Implemented automatic node-failover
We have implemented a fully automated system on our backup server that will start our backup node once the system determines that the main node is no longer reachable.
Since March 2019 we have had a backup server ready, but in case of a failure of the main node (mainly due to internet or power failures), we had to manually start the backup node in case of need. This of course introduces a delay between the discovery of the event until the backup node is up and running.
We thought there must be a better way, and coded a system to fully automate the checking, starting and stopping of the node.
Our main LTO node is checked every 2 minutes to see if it is still available. If the system determines it is not available, a last check will be performed 1 minute later. If the main node is still not available, the backup node is started. The time to start the backup node and for this node to be available on the LTO network takes less than a minute*).
The system will check every 2 minutes if our main node is available again. If it is, the backup node will be stopped, so our main node will be the one node mining again.

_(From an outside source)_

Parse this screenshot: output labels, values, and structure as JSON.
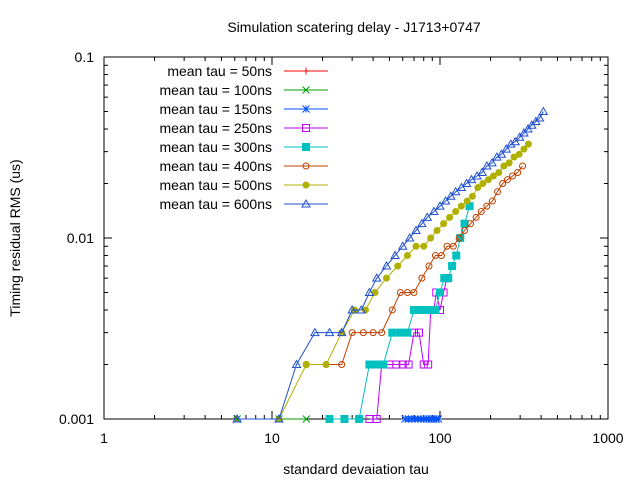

Our monitoring service cannot be automatically switched over from main node to backup node, so we had to try and implement a work-around. After some testing it looks we have managed to come up with a solution. It does mean we had to start a new monitor Jun-06-2020.
As you can see from our implementation above, when our main server is unreacheble, the maximum 'down time' would be approximately 4 minutes.
*) We keep a synchronized copy of the LTO blockchain on both of our servers.